During last year, there were 1,000 dredging projects along Michigan's coasts - more than twice that of the previous year.

"But there is a problem with so much dredging: Many sites where dredging takes place are polluted."

Already this winter, several Detroit-area communities have applied for dredging permits, including Grosse Pointe, St. Clair Shores, Grosse Pointe Farms and Grosse Pointe Shores.

"We have to do something," said Dick Huhn, director of parks and recreation in Grosse Pointe Farms, a wealthy suburb that maintains a lakeside park with its own 281-slip marina.   "People have been running aground.  If we don't dredge, we think we'll lose 50 percent of those boat slips."

But there is a problem with so much dredging: Many sites where dredging takes place are polluted.

At least 30 sites along the Detroit River's bottom are polluted with heavy metals such as lead, nickel and cadmium, farm pesticides including DDT and toxophene, and diesel fuel, according to federal studies.

In addition, officials said there isn't much space inside confined disposal facilities, the storage areas where polluted dredge has to be deposited by law.
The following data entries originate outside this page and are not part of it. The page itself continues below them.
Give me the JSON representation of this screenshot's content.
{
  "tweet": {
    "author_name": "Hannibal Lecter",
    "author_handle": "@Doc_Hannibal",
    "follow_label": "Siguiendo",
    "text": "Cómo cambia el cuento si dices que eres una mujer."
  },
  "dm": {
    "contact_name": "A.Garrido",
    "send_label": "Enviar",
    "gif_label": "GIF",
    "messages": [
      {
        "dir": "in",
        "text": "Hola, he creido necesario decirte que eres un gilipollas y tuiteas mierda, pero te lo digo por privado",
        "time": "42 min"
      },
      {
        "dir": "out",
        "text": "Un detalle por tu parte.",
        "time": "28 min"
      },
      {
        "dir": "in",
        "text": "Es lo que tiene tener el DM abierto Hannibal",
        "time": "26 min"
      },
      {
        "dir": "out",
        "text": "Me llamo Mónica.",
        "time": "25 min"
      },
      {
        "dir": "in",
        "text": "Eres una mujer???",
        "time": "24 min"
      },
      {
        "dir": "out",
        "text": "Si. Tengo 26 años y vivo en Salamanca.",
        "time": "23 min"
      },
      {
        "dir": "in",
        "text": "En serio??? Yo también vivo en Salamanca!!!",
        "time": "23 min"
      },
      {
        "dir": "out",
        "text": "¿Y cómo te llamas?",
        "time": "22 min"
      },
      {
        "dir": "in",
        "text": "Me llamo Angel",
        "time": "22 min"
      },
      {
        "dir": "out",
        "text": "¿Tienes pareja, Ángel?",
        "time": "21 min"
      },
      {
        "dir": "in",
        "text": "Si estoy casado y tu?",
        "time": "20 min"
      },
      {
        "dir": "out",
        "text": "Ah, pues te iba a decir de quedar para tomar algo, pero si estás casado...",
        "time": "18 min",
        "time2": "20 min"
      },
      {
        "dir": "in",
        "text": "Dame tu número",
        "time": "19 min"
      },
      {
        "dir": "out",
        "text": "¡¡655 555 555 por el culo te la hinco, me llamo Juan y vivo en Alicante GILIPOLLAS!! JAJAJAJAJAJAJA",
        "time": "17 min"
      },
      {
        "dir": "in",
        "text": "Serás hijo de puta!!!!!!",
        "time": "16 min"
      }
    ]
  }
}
The water level in the three lakes is expected to drop because of a warm, dry winter that kept ice from forming until recently.  Without the ice cover, water can evaporate from lake surfaces.

"This is the third year in a row with little or late ice cover on the Great Lakes.  That's highly unusual," said Roger L. Gauthier, the Corps of Engineers' supervisory hydrologist in Detroit.  "These lakes are really, really low.  The only thing going to change that is an extremely wet spring."